Fan favorites such as the Kilmaine Saints and Seamus Kennedy will be back, along with newcomers Fig for a Kiss and the Chivalrous Crickets.

And this year, the festival will host Celtic Aire, the first Celtic band in the US Air Force, which will perform on Saturday and Sunday.

“They’re amazing,” said Recker, who mentioned them as one of the top picks to see at the festival.

Full schedule:

This year marks the 14th time that Celtic Classic has hosted the American Highland Games Championship. You can watch competitors perform feats of strength, speed, agility and skill that were once commonplace at the various fairs, clan gatherings and tainchels, or great hunts, of medieval Scotland. The games feature events that have changed little since medieval times, including heavy rock lifting, hammer throwing, and caber throwing.
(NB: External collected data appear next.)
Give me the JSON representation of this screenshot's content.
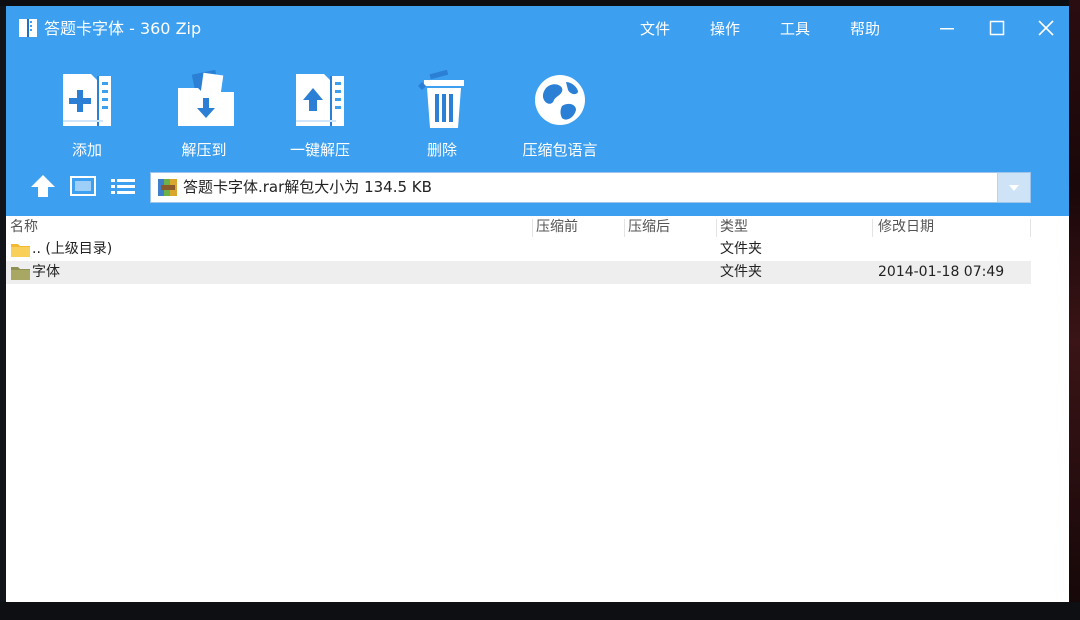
{
  "window": {
    "title": "答题卡字体 - 360 Zip"
  },
  "menu": [
    "文件",
    "操作",
    "工具",
    "帮助"
  ],
  "toolbar": [
    {
      "label": "添加",
      "icon": "add-file-icon"
    },
    {
      "label": "解压到",
      "icon": "extract-to-icon"
    },
    {
      "label": "一键解压",
      "icon": "one-click-extract-icon"
    },
    {
      "label": "删除",
      "icon": "trash-icon"
    },
    {
      "label": "压缩包语言",
      "icon": "globe-icon"
    }
  ],
  "path": {
    "text": "答题卡字体.rar解包大小为 134.5 KB"
  },
  "columns": [
    "名称",
    "压缩前",
    "压缩后",
    "类型",
    "修改日期"
  ],
  "files": [
    {
      "name": ".. (上级目录)",
      "before": "",
      "after": "",
      "type": "文件夹",
      "date": ""
    },
    {
      "name": "字体",
      "before": "",
      "after": "",
      "type": "文件夹",
      "date": "2014-01-18 07:49"
    }
  ],
  "colors": {
    "accent": "#3c9ff0",
    "folder": "#f5c542",
    "selected_row": "#eeeeee"
  }
}
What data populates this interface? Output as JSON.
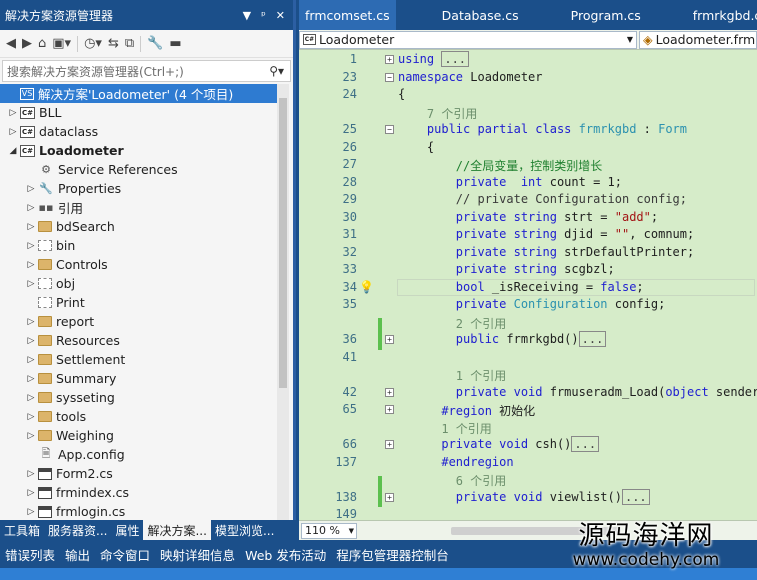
{
  "solution_explorer": {
    "title": "解决方案资源管理器",
    "title_buttons": [
      "▼",
      "ᵖ",
      "✕"
    ],
    "search_placeholder": "搜索解决方案资源管理器(Ctrl+;)",
    "tree": [
      {
        "label": "解决方案'Loadometer' (4 个项目)",
        "icon": "solution-icon",
        "arrow": "",
        "indent": 0,
        "selected": true
      },
      {
        "label": "BLL",
        "icon": "csharp-project-icon",
        "arrow": "▷",
        "indent": 0
      },
      {
        "label": "dataclass",
        "icon": "csharp-project-icon",
        "arrow": "▷",
        "indent": 0
      },
      {
        "label": "Loadometer",
        "icon": "csharp-project-icon",
        "arrow": "◢",
        "indent": 0,
        "bold": true
      },
      {
        "label": "Service References",
        "icon": "service-references-icon",
        "arrow": "",
        "indent": 1
      },
      {
        "label": "Properties",
        "icon": "wrench-icon",
        "arrow": "▷",
        "indent": 1
      },
      {
        "label": "引用",
        "icon": "references-icon",
        "arrow": "▷",
        "indent": 1
      },
      {
        "label": "bdSearch",
        "icon": "folder-icon",
        "arrow": "▷",
        "indent": 1
      },
      {
        "label": "bin",
        "icon": "folder-dotted-icon",
        "arrow": "▷",
        "indent": 1
      },
      {
        "label": "Controls",
        "icon": "folder-icon",
        "arrow": "▷",
        "indent": 1
      },
      {
        "label": "obj",
        "icon": "folder-dotted-icon",
        "arrow": "▷",
        "indent": 1
      },
      {
        "label": "Print",
        "icon": "folder-dotted-icon",
        "arrow": "",
        "indent": 1
      },
      {
        "label": "report",
        "icon": "folder-icon",
        "arrow": "▷",
        "indent": 1
      },
      {
        "label": "Resources",
        "icon": "folder-icon",
        "arrow": "▷",
        "indent": 1
      },
      {
        "label": "Settlement",
        "icon": "folder-icon",
        "arrow": "▷",
        "indent": 1
      },
      {
        "label": "Summary",
        "icon": "folder-icon",
        "arrow": "▷",
        "indent": 1
      },
      {
        "label": "sysseting",
        "icon": "folder-icon",
        "arrow": "▷",
        "indent": 1
      },
      {
        "label": "tools",
        "icon": "folder-icon",
        "arrow": "▷",
        "indent": 1
      },
      {
        "label": "Weighing",
        "icon": "folder-icon",
        "arrow": "▷",
        "indent": 1
      },
      {
        "label": "App.config",
        "icon": "config-file-icon",
        "arrow": "",
        "indent": 1
      },
      {
        "label": "Form2.cs",
        "icon": "form-file-icon",
        "arrow": "▷",
        "indent": 1
      },
      {
        "label": "frmindex.cs",
        "icon": "form-file-icon",
        "arrow": "▷",
        "indent": 1
      },
      {
        "label": "frmlogin.cs",
        "icon": "form-file-icon",
        "arrow": "▷",
        "indent": 1
      }
    ],
    "bottom_tabs": [
      {
        "label": "工具箱",
        "active": false
      },
      {
        "label": "服务器资...",
        "active": false
      },
      {
        "label": "属性",
        "active": false
      },
      {
        "label": "解决方案...",
        "active": true
      },
      {
        "label": "模型浏览...",
        "active": false
      }
    ]
  },
  "editor": {
    "tabs": [
      "frmcomset.cs",
      "Database.cs",
      "Program.cs",
      "frmrkgbd.cs"
    ],
    "nav_left": "Loadometer",
    "nav_right": "Loadometer.frm",
    "zoom": "110 %",
    "lines": [
      {
        "n": "1",
        "fold": "+",
        "html": [
          [
            "kw",
            "using "
          ],
          [
            "box",
            "..."
          ]
        ]
      },
      {
        "n": "23",
        "fold": "-",
        "html": [
          [
            "kw",
            "namespace"
          ],
          [
            "",
            " Loadometer"
          ]
        ]
      },
      {
        "n": "24",
        "html": [
          [
            "",
            "{"
          ]
        ]
      },
      {
        "n": "",
        "html": [
          [
            "ref",
            "    7 个引用"
          ]
        ]
      },
      {
        "n": "25",
        "fold": "-",
        "html": [
          [
            "kw",
            "    public partial class "
          ],
          [
            "ty",
            "frmrkgbd"
          ],
          [
            "",
            " : "
          ],
          [
            "ty",
            "Form"
          ]
        ]
      },
      {
        "n": "26",
        "html": [
          [
            "",
            "    {"
          ]
        ]
      },
      {
        "n": "27",
        "html": [
          [
            "cm",
            "        //全局变量，控制类别增长"
          ]
        ]
      },
      {
        "n": "28",
        "html": [
          [
            "kw",
            "        private  int"
          ],
          [
            "",
            " count = 1;"
          ]
        ]
      },
      {
        "n": "29",
        "html": [
          [
            "cmt",
            "        // private Configuration config;"
          ]
        ]
      },
      {
        "n": "30",
        "html": [
          [
            "kw",
            "        private string"
          ],
          [
            "",
            " strt = "
          ],
          [
            "st",
            "\"add\""
          ],
          [
            "",
            ";"
          ]
        ]
      },
      {
        "n": "31",
        "html": [
          [
            "kw",
            "        private string"
          ],
          [
            "",
            " djid = "
          ],
          [
            "st",
            "\"\""
          ],
          [
            "",
            ", comnum;"
          ]
        ]
      },
      {
        "n": "32",
        "html": [
          [
            "kw",
            "        private string"
          ],
          [
            "",
            " strDefaultPrinter;"
          ]
        ]
      },
      {
        "n": "33",
        "html": [
          [
            "kw",
            "        private string"
          ],
          [
            "",
            " scgbzl;"
          ]
        ]
      },
      {
        "n": "34",
        "bulb": true,
        "cur": true,
        "html": [
          [
            "kw",
            "        bool"
          ],
          [
            "",
            " _isReceiving = "
          ],
          [
            "kw",
            "false"
          ],
          [
            "",
            ";"
          ]
        ]
      },
      {
        "n": "35",
        "html": [
          [
            "kw",
            "        private "
          ],
          [
            "ty",
            "Configuration"
          ],
          [
            "",
            " config;"
          ]
        ]
      },
      {
        "n": "",
        "html": [
          [
            "ref",
            "        2 个引用"
          ]
        ]
      },
      {
        "n": "36",
        "fold": "+",
        "chg": true,
        "html": [
          [
            "kw",
            "        public"
          ],
          [
            "",
            " frmrkgbd()"
          ],
          [
            "box",
            "..."
          ]
        ]
      },
      {
        "n": "41",
        "html": [
          [
            "",
            ""
          ]
        ]
      },
      {
        "n": "",
        "html": [
          [
            "ref",
            "        1 个引用"
          ]
        ]
      },
      {
        "n": "42",
        "fold": "+",
        "html": [
          [
            "kw",
            "        private void"
          ],
          [
            "",
            " frmuseradm_Load("
          ],
          [
            "kw",
            "object"
          ],
          [
            "",
            " sender"
          ]
        ]
      },
      {
        "n": "65",
        "fold": "+",
        "html": [
          [
            "kw",
            "      #region"
          ],
          [
            "",
            " 初始化"
          ]
        ]
      },
      {
        "n": "",
        "html": [
          [
            "ref",
            "      1 个引用"
          ]
        ]
      },
      {
        "n": "66",
        "fold": "+",
        "html": [
          [
            "kw",
            "      private void"
          ],
          [
            "",
            " csh()"
          ],
          [
            "box",
            "..."
          ]
        ]
      },
      {
        "n": "137",
        "html": [
          [
            "kw",
            "      #endregion"
          ]
        ]
      },
      {
        "n": "",
        "html": [
          [
            "ref",
            "        6 个引用"
          ]
        ]
      },
      {
        "n": "138",
        "fold": "+",
        "chg": true,
        "html": [
          [
            "kw",
            "        private void"
          ],
          [
            "",
            " viewlist()"
          ],
          [
            "box",
            "..."
          ]
        ]
      },
      {
        "n": "149",
        "html": [
          [
            "",
            ""
          ]
        ]
      }
    ]
  },
  "bottom_tabs": [
    "错误列表",
    "输出",
    "命令窗口",
    "映射详细信息",
    "Web 发布活动",
    "程序包管理器控制台"
  ],
  "watermark": {
    "line1": "源码海洋网",
    "line2": "www.codehy.com"
  },
  "colors": {
    "accent": "#1b4f8a",
    "selection": "#2e7bd1",
    "editor_bg": "#d6ecc9",
    "change_bar": "#5cc04e"
  }
}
A classic Celtic tradition, the Haggis Bowl attracts competitors from as far away as Alaska to reign supreme as the best haggis eater.

Haggis is the national dish of Scotland, a type of savory pudding made from the liver, heart and lungs of a sheep or other animal, minced and mixed with beef or mutton suet and oatmeal and seasoned with onion, cayenne pepper and other spices. . The mixture is packed into a sheep’s stomach and boiled.

The contestant who eats a pound of haggis fastest wins.

You can watch the Haggis Bowl at 5:15 p.m. on September 24 at Highland Field.

Two other traditional competitions will be part of Celtic Classic: the Drum Major 2021 competition and the Pipe Band competition.

Celtic Heritage Hollow’s programming continues to focus on the culture of the seven Celtic nations. This area will host children’s activities, Celtic societies and clans and several cultural competitions.

Here are some important points:


11:30 a.m.: blacksmith demonstration

Noon: Irish soda bread contest

4 p.m.: Breezy Meadows Farm wool sheep demonstration


11:30 a.m.: Celtic Poetry Contest

12:15 p.m.: O’Grady Quinlan Academy of Irish Dance

2 p.m.: Freedom High School Celtic Ensemble

3 p.m.: Irish Sing A Long with John Kennedy (Kennedy’s Kitchen)

The Celtic Classic food vendor roster includes many festival favorites including: The Flying V, Heaven on a Bun, Take A Taco, Heidi’s Strudel, Aw Shucks and many more.

You will also find a diverse market of Celtic merchandise and collectibles.